With Nested document, you can look here :

• SecurityError: Blocked a frame with origin from accessing a cross-origin frame
• How Can I Bypass the X-Frame-Options: SAMEORIGIN HTTP Header?

If you don't have access to the server part, you could grab the file with a GET request from a server that you own (and so have access to the server part). In this case, you won't have the browser security issue because from your server, you will serve the file without the restriction of same-origin.
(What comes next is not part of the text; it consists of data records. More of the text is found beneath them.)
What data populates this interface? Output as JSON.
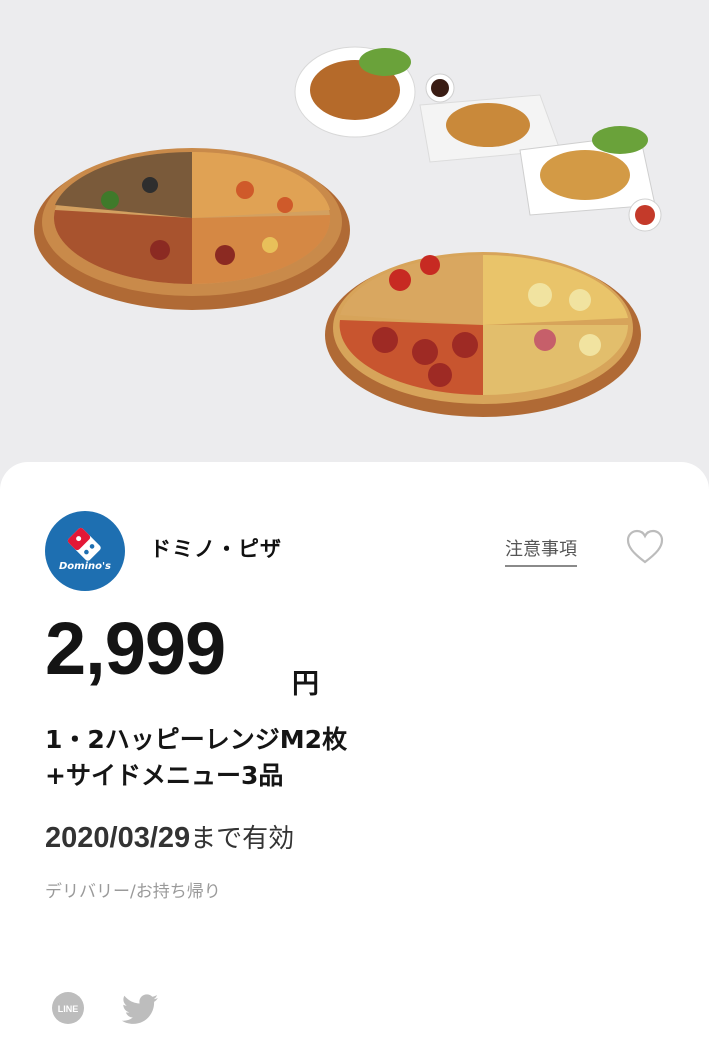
{
  "hero": {
    "image_alt": "pizza-and-sides-photo"
  },
  "shop": {
    "name": "ドミノ・ピザ",
    "logo_text": "Domino's",
    "brand_color": "#1e6fb1"
  },
  "notes_link": "注意事項",
  "price": {
    "amount": "2,999",
    "unit": "円"
  },
  "offer": {
    "line1": "1・2ハッピーレンジM2枚",
    "line2": "+サイドメニュー3品"
  },
  "validity": {
    "date": "2020/03/29",
    "suffix": "まで有効"
  },
  "service_type": "デリバリー/お持ち帰り",
  "share": {
    "line_label": "LINE",
    "twitter_icon": "twitter-bird-icon"
  }
}
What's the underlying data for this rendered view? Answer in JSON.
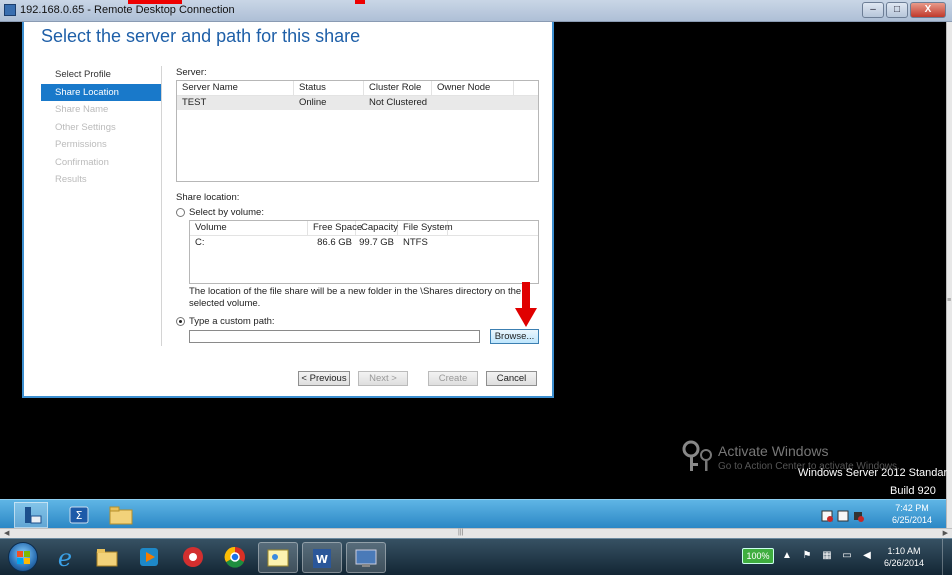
{
  "rdp": {
    "title": "192.168.0.65 - Remote Desktop Connection",
    "minimize": "–",
    "maximize": "□",
    "close": "X"
  },
  "wizard": {
    "title": "Select the server and path for this share",
    "nav": [
      {
        "label": "Select Profile",
        "state": "done"
      },
      {
        "label": "Share Location",
        "state": "active"
      },
      {
        "label": "Share Name",
        "state": "disabled"
      },
      {
        "label": "Other Settings",
        "state": "disabled"
      },
      {
        "label": "Permissions",
        "state": "disabled"
      },
      {
        "label": "Confirmation",
        "state": "disabled"
      },
      {
        "label": "Results",
        "state": "disabled"
      }
    ],
    "server_label": "Server:",
    "server_table": {
      "columns": [
        "Server Name",
        "Status",
        "Cluster Role",
        "Owner Node"
      ],
      "rows": [
        [
          "TEST",
          "Online",
          "Not Clustered",
          ""
        ]
      ]
    },
    "share_location_label": "Share location:",
    "select_by_volume_label": "Select by volume:",
    "volume_table": {
      "columns": [
        "Volume",
        "Free Space",
        "Capacity",
        "File System"
      ],
      "rows": [
        [
          "C:",
          "86.6 GB",
          "99.7 GB",
          "NTFS"
        ]
      ]
    },
    "volume_note": "The location of the file share will be a new folder in the \\Shares directory on the selected volume.",
    "custom_path_label": "Type a custom path:",
    "custom_path_value": "",
    "browse_label": "Browse...",
    "previous_label": "< Previous",
    "next_label": "Next >",
    "create_label": "Create",
    "cancel_label": "Cancel",
    "selected_option": "custom_path"
  },
  "watermark": {
    "line1": "Activate Windows",
    "line2": "Go to Action Center to activate Windows.",
    "line3": "Windows Server 2012 Standar",
    "line4": "Build 920"
  },
  "remote_taskbar": {
    "time": "7:42 PM",
    "date": "6/25/2014"
  },
  "local_taskbar": {
    "battery": "100%",
    "time": "1:10 AM",
    "date": "6/26/2014"
  },
  "colors": {
    "accent": "#1979ca",
    "title_blue": "#1e5fa8",
    "arrow_red": "#e00000",
    "remote_taskbar": "#3a99d4"
  }
}
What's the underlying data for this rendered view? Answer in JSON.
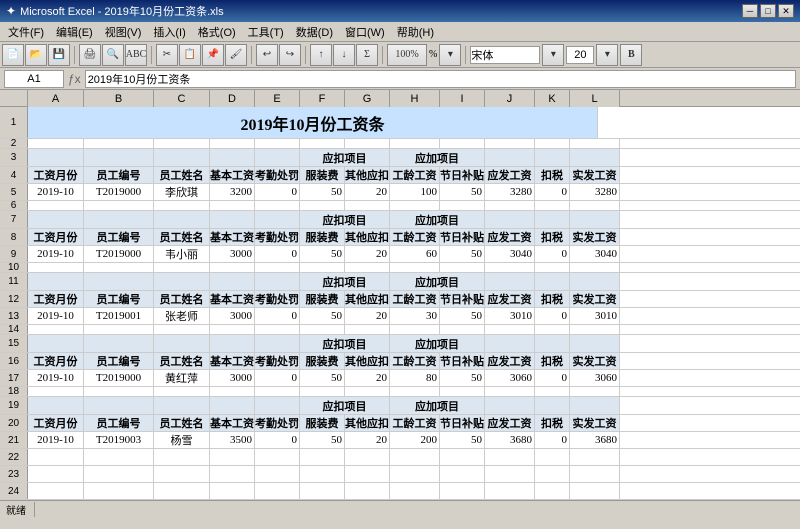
{
  "window": {
    "title": "Microsoft Excel - 2019年10月份工资条.xls"
  },
  "menubar": {
    "items": [
      "文件(F)",
      "编辑(E)",
      "视图(V)",
      "插入(I)",
      "格式(O)",
      "工具(T)",
      "数据(D)",
      "窗口(W)",
      "帮助(H)"
    ]
  },
  "formula_bar": {
    "cell_ref": "A1",
    "formula": "2019年10月份工资条"
  },
  "toolbar2": {
    "zoom": "100%",
    "font": "宋体",
    "font_size": "20",
    "bold": "B"
  },
  "spreadsheet": {
    "title_row": "2019年10月份工资条",
    "col_headers": [
      "A",
      "B",
      "C",
      "D",
      "E",
      "F",
      "G",
      "H",
      "I",
      "J",
      "K",
      "L"
    ],
    "header_labels": {
      "wage_month": "工资月份",
      "emp_id": "员工编号",
      "emp_name": "员工姓名",
      "base_salary": "基本工资",
      "attendance": "考勤处罚",
      "deduct_group": "应扣项目",
      "clothing": "服装费",
      "other_deduct": "其他应扣",
      "add_group": "应加项目",
      "seniority": "工龄工资",
      "holiday": "节日补贴",
      "payable": "应发工资",
      "tax": "扣税",
      "actual": "实发工资"
    },
    "employees": [
      {
        "month": "2019-10",
        "emp_id": "T2019000",
        "emp_name": "李欣琪",
        "base": "3200",
        "attendance": "0",
        "clothing": "50",
        "other_deduct": "20",
        "seniority": "100",
        "holiday": "50",
        "payable": "3280",
        "tax": "0",
        "actual": "3280"
      },
      {
        "month": "2019-10",
        "emp_id": "T2019000",
        "emp_name": "韦小丽",
        "base": "3000",
        "attendance": "0",
        "clothing": "50",
        "other_deduct": "20",
        "seniority": "60",
        "holiday": "50",
        "payable": "3040",
        "tax": "0",
        "actual": "3040"
      },
      {
        "month": "2019-10",
        "emp_id": "T2019001",
        "emp_name": "张老师",
        "base": "3000",
        "attendance": "0",
        "clothing": "50",
        "other_deduct": "20",
        "seniority": "30",
        "holiday": "50",
        "payable": "3010",
        "tax": "0",
        "actual": "3010"
      },
      {
        "month": "2019-10",
        "emp_id": "T2019000",
        "emp_name": "黄红萍",
        "base": "3000",
        "attendance": "0",
        "clothing": "50",
        "other_deduct": "20",
        "seniority": "80",
        "holiday": "50",
        "payable": "3060",
        "tax": "0",
        "actual": "3060"
      },
      {
        "month": "2019-10",
        "emp_id": "T2019003",
        "emp_name": "杨雪",
        "base": "3500",
        "attendance": "0",
        "clothing": "50",
        "other_deduct": "20",
        "seniority": "200",
        "holiday": "50",
        "payable": "3680",
        "tax": "0",
        "actual": "3680"
      }
    ],
    "row_numbers": [
      "1",
      "2",
      "3",
      "4",
      "5",
      "6",
      "7",
      "8",
      "9",
      "10",
      "11",
      "12",
      "13",
      "14",
      "15",
      "16",
      "17",
      "18",
      "19",
      "20",
      "21",
      "22",
      "23",
      "24"
    ]
  },
  "statusbar": {
    "ready": "就绪"
  }
}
It will be a proxy server solution.

With Firebase

When you create project with Firebase you can configurate the server part to allow the XHR as mention here : https://firebase.google.com/docs/storage/web/download-files#download_data_via_url

• Firstly install Google Cloud SDK to have gsutil : https://cloud.google.com/storage/docs/gsutil_install#install

• Then create a .json file on your computer : https://cloud.google.com/storage/docs/configuring-cors#configure-cors-bucket

• Then execute this command : gsutil cors set cors.json gs://<your-cloud-storage-bucket>

JSON file example :

[
  {
    "origin": ["*"],
    "method": ["GET"],
    "maxAgeSeconds": 3600
  }
]

I created a Firebase account, tried it and it works very well.

Working example with XHR (you can run it) :

var data;
var url = "https://firebasestorage.googleapis.com/v0/b/first-app-a7872.appspot.com/o/firebase.txt?alt=media&token=925fef9e-750e-40e5-aa92-bdfe8204d32e";

var xhr = new XMLHttpRequest();

xhr.onreadystatechange = function () {
  if (xhr.readyState === 4) {
    data = xhr.responseText;
    console.log(data);
  }
};

xhr.open('GET', url);
xhr.send();

Answer 2

https://codepen.io/anon/pen/JmoqQY?editors=1010

In HTML file:

<div id="p1">
</div>

script

url = "https://firebasestorage.googleapis.com/v0/b/ninjatest-1b0ab.appspot.com/o/random%20text%20file.txt?alt=media&token=c09ae3ee-6a01-4f2b-b2b3-2f57ed7ff111"

    var para = document.getElementById('p1');
    var par = document.createElement("object");
    par.setAttribute('data', url);
    para.appendChild(par);

EDIT: I made a stackblitz to try to see if I could extract the data in the text file into a variable for manipulation. https://stackblitz.com/edit/angular-eyhaj5

I was unable to find a way. Problem is that because of CORS policy in browsers you are not supposed to open files outside of your own site.

To get around this you have to either have to send the URL to a function on your server that downloads the textFile and then makes it accessible in a folder. Or you could set up a proxy server that allows cors. Or you could ask the owner of the text file to make it into an API.

Possibly it was a bad idea to put the textfile in firestorage in the first place. If you are the owner of the text file, it would maybe be better to put the text in a firestore database rather than save it as a textfile.